Умноженное мифологемой свободы, идеологическими запретами на любое начинание, которое могло бы поставить собственную экономику в зависимость от неприятеля, небрежение развитием производительных сил – вот далеко не последняя из причин, определивших упадок полиса.
Экономическое разорение землевладельцев и общее сокращение земельных участков приводит к тому, что прежнее равенство отходит в область преданий. В Спарте появляются весьма богатые граждане, об этом говорит увлечение спартанцев коневодством и участие их в конных агонах в Олимпии; причём их участники, как правило, представители одних и тех же семей. Между тем, содержание лошадей – это знак большого богатства: «Замечая, как некоторые из граждан гордятся и чванятся тем, что выкармливают коней для ристалищ, – пишет Плутарх, – Агесилай уговорил сестру свою Киниску отправить колесницу для участия в олимпийских состязаниях.
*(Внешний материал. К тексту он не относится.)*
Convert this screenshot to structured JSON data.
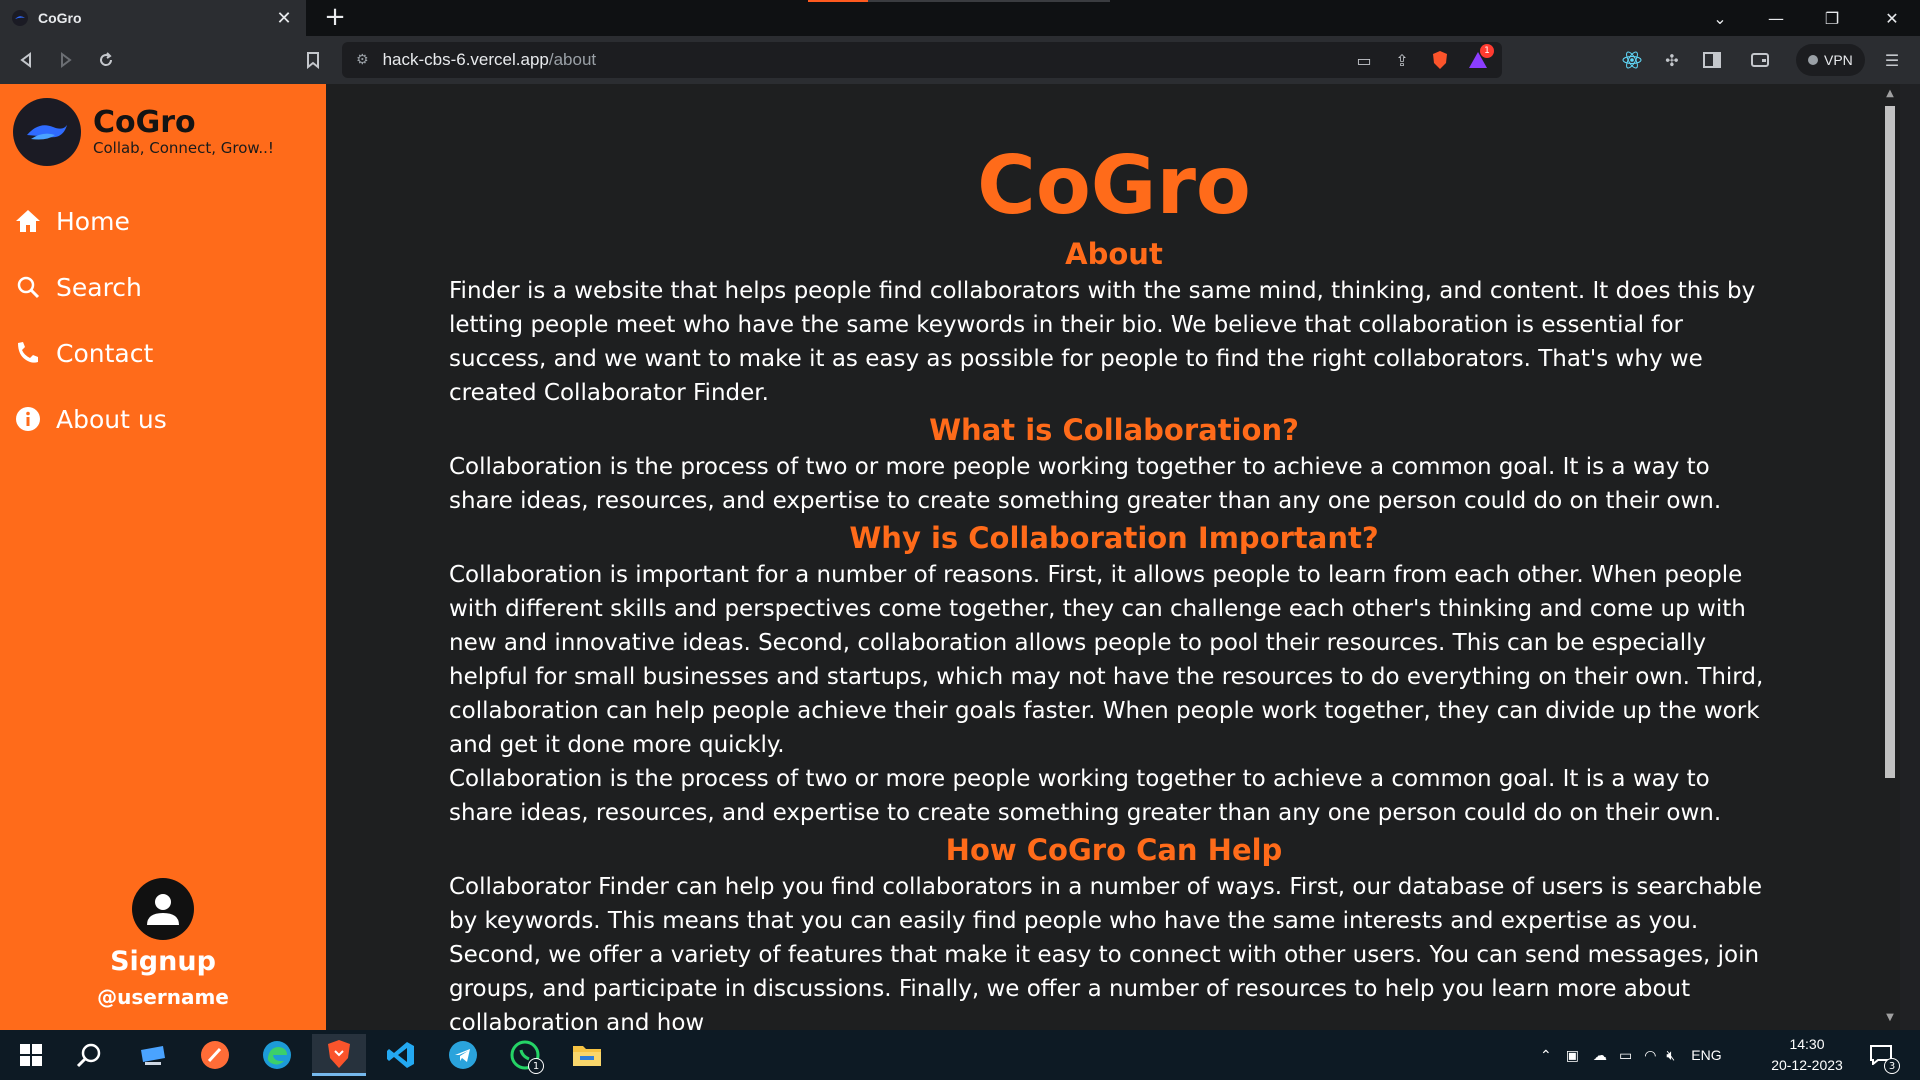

Этим он хотел показать грекам, что подобная победа не требует никакой доблести, а лишь богатства и расточительности».[157] Об этом же говорит и Геродот.[158] Рядом же с классом богатых встаёт толпа обедневших спартиатов, которые лишились гражданского полноправия вследствие экономической слабости, невозможности отбывать государственные повинности и участвовать в сисситиях (совместных трапезах). Многие из них теперь живут в имениях богачей, занимаясь прежде запрещённым спартанцам ручным трудом. Другие эмигрируют и поступают в наёмники. Целые толпища таких эмигрантов бродят по всей ойкумене, нанимаясь к кому угодно и нередко воюя друг против друга в составе иноземных формирований.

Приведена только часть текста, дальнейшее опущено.